The Truth of Politics

by Rev. Alexandra Robinson on April 02, 2025


John 18:28-19:16

“We have no king but Caesar!” the crowd shouts in John 19:15. This is the final proclamation determining Jesus’ crucifixion in John’s gospel, and it is a political statement as much as a religious one. The crowds choose the correct political answer to protect their religious position. Though we wish it were not true, politics and religion are connected. I know most of us would like to avoid the reality that coming to church meant wrestling with the week’s headlines. I continually have people ask me to leave politics out of sermons. I understand why: we would prefer to escape our difficult reality on the Sabbath day of rest. We want to feel peace and experience church as an escape, not a place to process the world’s pain theologically.   But John’s gospel does not let us. Instead, John 18:28-19:16 takes us into the most in-depth conversation between Pilate and Jesus of any gospel author, one that is filled with political power plays as Jesus’ fate is determined. At one point Pilate responds to Jesus’ identity as proclaimer of truth by saying “What is truth?” In Pilate’s politics, truth’s definition is molded to his agenda.

The same is true today. With so many definitions of truth given by our partisan ties, national loyalties or personal ideology, politics and faith have become intertwined for specific interests. Whether we realize it or are even aware of it, manipulative tactics are utilized. Truth is determined absolute with minimal facts or selective information. Leaders are allowed to determine truth based on what is personally or financially beneficial. Truth becomes aligned with what continues to make leaders more and more powerful. These are the same tactics Pilate utilizes with Jesus. And like Pilate’s power plays with Jesus, this game of truth continues to result in loss of life.
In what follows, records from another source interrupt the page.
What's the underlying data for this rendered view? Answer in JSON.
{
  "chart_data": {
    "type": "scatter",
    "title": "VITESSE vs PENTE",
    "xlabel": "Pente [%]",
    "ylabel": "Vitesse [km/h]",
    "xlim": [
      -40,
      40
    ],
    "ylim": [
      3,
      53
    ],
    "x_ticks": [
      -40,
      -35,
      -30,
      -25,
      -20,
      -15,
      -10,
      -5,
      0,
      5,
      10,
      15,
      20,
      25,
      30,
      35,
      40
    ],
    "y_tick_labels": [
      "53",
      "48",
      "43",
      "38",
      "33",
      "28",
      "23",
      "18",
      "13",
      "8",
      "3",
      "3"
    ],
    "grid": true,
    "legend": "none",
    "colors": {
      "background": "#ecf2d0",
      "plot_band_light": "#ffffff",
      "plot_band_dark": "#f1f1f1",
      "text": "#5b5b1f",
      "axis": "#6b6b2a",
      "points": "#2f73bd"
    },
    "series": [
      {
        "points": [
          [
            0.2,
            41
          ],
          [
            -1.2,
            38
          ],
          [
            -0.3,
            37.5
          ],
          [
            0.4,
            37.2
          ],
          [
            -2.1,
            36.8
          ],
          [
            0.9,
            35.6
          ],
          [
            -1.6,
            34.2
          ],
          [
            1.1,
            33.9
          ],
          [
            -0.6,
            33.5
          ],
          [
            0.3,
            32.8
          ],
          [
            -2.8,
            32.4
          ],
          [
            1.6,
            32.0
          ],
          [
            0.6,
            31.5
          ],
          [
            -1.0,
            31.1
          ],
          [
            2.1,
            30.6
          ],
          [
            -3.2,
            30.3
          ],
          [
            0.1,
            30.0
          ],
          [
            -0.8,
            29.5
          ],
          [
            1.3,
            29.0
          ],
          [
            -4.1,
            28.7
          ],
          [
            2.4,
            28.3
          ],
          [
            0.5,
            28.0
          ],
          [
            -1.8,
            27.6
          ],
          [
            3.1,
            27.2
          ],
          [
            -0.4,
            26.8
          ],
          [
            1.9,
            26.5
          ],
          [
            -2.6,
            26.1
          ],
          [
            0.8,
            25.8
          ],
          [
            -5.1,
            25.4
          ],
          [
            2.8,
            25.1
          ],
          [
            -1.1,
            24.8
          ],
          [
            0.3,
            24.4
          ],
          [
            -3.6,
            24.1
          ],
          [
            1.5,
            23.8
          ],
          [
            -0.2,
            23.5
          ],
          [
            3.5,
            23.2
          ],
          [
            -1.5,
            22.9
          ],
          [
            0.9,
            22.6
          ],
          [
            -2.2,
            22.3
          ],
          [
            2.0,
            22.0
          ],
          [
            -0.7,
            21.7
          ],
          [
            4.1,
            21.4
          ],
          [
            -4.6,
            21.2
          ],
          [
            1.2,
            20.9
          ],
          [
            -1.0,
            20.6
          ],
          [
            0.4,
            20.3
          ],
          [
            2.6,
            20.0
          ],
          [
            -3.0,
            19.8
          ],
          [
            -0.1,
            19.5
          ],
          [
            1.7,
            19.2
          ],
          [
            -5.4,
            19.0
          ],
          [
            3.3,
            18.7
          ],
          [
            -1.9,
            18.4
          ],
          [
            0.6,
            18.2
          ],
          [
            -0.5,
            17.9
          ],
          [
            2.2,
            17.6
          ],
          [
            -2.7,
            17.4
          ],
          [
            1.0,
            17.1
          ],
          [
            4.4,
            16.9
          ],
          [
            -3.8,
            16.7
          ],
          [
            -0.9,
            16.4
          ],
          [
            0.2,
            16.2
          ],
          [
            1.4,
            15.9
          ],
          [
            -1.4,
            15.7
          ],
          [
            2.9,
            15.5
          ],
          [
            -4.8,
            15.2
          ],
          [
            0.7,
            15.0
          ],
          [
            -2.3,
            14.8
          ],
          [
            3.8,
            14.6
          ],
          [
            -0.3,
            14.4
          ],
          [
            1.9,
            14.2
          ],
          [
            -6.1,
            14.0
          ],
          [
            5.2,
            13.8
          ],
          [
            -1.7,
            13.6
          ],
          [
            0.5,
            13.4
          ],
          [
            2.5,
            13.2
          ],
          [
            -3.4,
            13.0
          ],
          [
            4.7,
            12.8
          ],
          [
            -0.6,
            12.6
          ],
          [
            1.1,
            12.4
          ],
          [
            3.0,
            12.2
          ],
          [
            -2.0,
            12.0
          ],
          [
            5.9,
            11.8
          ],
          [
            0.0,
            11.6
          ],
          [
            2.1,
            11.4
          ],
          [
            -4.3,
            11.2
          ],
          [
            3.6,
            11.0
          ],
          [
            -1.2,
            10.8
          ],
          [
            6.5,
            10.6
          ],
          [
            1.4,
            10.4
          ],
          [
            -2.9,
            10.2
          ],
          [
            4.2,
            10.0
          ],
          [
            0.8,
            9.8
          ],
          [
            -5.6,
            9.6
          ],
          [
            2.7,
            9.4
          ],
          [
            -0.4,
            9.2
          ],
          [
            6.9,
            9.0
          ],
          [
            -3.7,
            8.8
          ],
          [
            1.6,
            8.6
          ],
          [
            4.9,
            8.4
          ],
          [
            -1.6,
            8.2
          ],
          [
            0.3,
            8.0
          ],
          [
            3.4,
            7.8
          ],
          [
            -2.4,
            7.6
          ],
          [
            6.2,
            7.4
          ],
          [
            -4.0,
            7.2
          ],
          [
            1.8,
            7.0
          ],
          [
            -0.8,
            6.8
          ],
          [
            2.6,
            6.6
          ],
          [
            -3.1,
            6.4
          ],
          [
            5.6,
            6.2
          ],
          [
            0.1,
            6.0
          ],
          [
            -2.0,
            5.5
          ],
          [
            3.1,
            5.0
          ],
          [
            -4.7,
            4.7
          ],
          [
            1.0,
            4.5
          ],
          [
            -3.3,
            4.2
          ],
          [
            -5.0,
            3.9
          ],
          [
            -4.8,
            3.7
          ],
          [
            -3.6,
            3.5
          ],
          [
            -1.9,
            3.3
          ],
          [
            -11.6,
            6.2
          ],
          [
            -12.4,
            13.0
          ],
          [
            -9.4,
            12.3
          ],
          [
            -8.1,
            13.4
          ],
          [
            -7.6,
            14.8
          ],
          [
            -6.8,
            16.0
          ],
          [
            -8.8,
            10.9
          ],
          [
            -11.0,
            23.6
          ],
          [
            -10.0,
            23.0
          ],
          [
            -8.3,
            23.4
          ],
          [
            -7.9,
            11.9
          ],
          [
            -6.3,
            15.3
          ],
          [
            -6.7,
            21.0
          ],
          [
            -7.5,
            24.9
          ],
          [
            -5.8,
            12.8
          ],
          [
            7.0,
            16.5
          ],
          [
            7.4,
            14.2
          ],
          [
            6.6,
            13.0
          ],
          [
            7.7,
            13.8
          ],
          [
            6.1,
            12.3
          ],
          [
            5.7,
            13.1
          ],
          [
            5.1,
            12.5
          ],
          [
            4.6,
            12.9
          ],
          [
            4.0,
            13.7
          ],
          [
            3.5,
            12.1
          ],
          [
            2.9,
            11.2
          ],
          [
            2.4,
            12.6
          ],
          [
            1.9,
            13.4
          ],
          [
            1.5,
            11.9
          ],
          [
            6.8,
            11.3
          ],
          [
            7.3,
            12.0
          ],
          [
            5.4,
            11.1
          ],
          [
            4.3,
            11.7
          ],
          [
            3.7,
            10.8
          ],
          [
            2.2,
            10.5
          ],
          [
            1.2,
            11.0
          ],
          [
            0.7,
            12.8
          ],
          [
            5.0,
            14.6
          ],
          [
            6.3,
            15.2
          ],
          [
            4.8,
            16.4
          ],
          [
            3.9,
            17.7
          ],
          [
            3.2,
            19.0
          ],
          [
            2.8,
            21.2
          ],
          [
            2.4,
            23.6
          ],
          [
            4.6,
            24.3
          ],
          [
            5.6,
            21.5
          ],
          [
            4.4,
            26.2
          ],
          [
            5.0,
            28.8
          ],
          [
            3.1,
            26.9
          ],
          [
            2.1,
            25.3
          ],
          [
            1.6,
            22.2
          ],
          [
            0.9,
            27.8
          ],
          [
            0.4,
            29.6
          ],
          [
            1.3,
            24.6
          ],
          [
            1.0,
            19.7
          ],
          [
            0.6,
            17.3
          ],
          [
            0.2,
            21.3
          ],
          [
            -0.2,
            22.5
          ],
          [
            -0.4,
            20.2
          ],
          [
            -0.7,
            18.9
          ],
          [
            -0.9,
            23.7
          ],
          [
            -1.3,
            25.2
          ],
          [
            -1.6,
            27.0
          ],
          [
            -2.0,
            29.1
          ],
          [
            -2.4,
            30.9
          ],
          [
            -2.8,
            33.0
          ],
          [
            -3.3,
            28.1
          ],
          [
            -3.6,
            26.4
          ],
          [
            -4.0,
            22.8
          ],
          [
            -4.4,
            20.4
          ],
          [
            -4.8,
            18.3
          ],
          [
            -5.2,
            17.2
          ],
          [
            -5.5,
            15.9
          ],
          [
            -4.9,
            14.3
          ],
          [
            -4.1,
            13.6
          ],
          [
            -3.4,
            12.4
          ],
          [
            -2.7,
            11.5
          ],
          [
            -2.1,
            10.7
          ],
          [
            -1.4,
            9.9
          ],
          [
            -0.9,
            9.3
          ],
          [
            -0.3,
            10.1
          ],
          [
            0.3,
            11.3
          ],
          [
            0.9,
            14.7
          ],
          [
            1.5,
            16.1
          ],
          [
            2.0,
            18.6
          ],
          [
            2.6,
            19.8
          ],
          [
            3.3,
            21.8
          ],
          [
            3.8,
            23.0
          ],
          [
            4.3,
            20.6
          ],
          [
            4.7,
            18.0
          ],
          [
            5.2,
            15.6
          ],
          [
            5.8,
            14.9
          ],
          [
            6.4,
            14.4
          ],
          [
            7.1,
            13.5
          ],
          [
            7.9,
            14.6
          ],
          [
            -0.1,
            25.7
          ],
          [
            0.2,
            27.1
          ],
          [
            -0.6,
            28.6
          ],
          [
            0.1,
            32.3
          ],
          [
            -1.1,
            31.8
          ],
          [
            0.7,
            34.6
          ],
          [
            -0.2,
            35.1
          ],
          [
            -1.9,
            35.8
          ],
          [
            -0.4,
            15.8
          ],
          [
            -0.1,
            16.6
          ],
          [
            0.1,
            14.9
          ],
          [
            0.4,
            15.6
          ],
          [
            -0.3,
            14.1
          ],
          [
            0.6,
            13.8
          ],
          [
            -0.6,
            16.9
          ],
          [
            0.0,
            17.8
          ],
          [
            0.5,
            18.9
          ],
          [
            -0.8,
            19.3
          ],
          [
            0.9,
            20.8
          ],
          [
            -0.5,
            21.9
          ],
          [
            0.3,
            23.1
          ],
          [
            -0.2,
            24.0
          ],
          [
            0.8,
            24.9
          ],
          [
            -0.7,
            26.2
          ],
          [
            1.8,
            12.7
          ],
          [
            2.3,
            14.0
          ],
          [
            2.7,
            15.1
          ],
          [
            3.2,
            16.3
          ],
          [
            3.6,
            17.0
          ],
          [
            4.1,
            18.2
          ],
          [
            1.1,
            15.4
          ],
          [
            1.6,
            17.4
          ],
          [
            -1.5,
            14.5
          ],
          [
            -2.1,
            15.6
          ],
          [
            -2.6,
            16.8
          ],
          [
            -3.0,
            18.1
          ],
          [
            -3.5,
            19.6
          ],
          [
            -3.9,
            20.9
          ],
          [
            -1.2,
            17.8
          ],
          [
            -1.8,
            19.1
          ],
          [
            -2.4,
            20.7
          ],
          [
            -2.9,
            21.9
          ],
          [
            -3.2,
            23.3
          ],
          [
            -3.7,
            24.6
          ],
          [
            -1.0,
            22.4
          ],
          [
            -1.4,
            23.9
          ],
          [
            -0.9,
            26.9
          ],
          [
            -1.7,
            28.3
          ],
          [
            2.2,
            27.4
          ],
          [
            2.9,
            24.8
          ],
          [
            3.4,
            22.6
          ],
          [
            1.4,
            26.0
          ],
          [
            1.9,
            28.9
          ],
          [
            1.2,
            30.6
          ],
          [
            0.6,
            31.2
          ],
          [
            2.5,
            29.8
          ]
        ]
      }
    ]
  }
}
It makes me wonder: what have we learned 2,000 years later?

What did Jesus die for, if this is how we are still behaving?

John’s gospel starts with “In the beginning was the Word, and the Word was with God and the Word was God(John 1:1).” That perspective gives us our reason: God has known humanity since its beginning. God knows we keep repeating the same mistakes. God knows we are not learning from history: whether how bigotry and prejudice result in discriminatory practices, or how abuses of power manifest themselves in authoritarian regimes, or how our selfish need to be correct stops us from listening well to one another.  History repeats itself, God knows it, and Jesus died because of it. 

Jesus also died for it, and the crucifixion is the way we receive peace, knowing that even when history repeats itself, Jesus’ sacrificial love will always be there as the example of servanthood waiting to be followed. Jesus sacrificial love never goes away.

“We have no king but…”                          …It is our choice how to respond.